Yesterday, I was at the Theatre Centre here on the island because my husband and a few others were doing a benefit for the Gaza victims. We were talking to actor/director Antony Holland before it started and he’d given me a script and asked me to read a bit of it after the intermission with a few other actors. The idea was to give the audience a little preview of the reading we’re doing later this week.
At the intermission, Antony jokingly asked me if I had my character ready even though I’d only had time to read it through two or three times. And my husband, who thinks he’s funny (and is, sometimes), said, “Do you know what shoes you’ll be wearing?”

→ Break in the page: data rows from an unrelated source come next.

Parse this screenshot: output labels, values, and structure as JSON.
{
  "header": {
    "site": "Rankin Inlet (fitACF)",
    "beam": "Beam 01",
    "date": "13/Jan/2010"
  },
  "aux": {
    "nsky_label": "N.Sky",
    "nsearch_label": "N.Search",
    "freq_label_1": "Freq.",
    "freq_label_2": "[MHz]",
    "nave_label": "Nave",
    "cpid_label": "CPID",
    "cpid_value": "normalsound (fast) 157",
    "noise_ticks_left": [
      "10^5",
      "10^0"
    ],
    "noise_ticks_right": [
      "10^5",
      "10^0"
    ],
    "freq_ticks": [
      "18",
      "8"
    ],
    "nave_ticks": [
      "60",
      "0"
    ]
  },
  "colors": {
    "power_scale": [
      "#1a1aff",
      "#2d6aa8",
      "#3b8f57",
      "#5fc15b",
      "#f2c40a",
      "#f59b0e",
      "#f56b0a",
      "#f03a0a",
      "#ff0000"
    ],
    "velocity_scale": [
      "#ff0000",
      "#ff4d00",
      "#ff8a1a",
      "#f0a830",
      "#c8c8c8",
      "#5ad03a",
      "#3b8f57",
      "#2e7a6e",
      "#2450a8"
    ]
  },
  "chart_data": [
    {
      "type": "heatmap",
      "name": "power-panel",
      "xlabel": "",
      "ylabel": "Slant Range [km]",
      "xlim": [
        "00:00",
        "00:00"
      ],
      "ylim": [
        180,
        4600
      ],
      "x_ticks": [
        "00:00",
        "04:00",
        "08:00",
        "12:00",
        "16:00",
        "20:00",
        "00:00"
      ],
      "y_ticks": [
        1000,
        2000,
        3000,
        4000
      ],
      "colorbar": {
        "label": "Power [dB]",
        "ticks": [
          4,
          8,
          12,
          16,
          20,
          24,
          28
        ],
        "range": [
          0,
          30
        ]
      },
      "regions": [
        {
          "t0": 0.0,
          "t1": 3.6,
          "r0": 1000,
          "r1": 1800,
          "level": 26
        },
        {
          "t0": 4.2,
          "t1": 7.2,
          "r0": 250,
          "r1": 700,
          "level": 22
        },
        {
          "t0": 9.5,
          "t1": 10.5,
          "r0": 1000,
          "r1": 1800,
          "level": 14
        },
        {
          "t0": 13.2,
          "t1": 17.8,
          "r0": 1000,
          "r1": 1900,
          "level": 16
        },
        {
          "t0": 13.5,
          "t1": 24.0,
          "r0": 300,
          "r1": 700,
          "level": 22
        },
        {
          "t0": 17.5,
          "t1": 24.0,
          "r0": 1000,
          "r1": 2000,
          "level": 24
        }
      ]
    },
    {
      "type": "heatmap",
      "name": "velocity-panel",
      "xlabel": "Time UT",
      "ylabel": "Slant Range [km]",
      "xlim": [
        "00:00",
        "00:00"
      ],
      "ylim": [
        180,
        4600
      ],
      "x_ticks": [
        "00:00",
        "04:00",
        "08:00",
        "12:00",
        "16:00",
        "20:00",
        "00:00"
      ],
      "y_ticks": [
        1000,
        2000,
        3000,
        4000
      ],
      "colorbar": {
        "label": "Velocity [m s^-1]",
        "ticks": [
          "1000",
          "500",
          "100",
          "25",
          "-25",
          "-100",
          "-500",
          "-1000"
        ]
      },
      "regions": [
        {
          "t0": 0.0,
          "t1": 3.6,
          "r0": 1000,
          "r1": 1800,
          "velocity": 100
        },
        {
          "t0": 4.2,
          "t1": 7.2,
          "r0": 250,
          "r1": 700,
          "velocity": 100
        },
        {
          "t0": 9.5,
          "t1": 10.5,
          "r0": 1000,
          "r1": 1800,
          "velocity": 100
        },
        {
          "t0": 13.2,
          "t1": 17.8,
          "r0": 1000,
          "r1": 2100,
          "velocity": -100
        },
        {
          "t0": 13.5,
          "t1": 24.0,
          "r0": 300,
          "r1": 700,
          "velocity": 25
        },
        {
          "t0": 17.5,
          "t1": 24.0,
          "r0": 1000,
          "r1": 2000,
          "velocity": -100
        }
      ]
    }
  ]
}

He was teasing me because whenever I do a play, I always start building my character from the shoes up. It’s really important to me to know what kind of shoes my character wears and then to wear them throughout the rehearsal process. So…get this! Today I was listening to a radio interview with Glenn Close and they were discussing wardrobe. The interviewer said, “You know, Laurence Olivier always said that he couldn’t play a character until he knew what shoes the character wore.”
HA! So there! That’s right…Sir Laurence Olivier and I use the same technique!
So what does this have to do with writing? I have recently started applying it to the characters in my books. Even if it doesn’t come out in the story, I always know exactly what kinds of shoes they would wear. It often does come out in the story though and now that I think about it, shoes often play some sort of importance in my plots.
Do you know what kind of shoes your character wears?
Joelle, this is brilliant food for thought! What do high heels say to you? Or Uggs?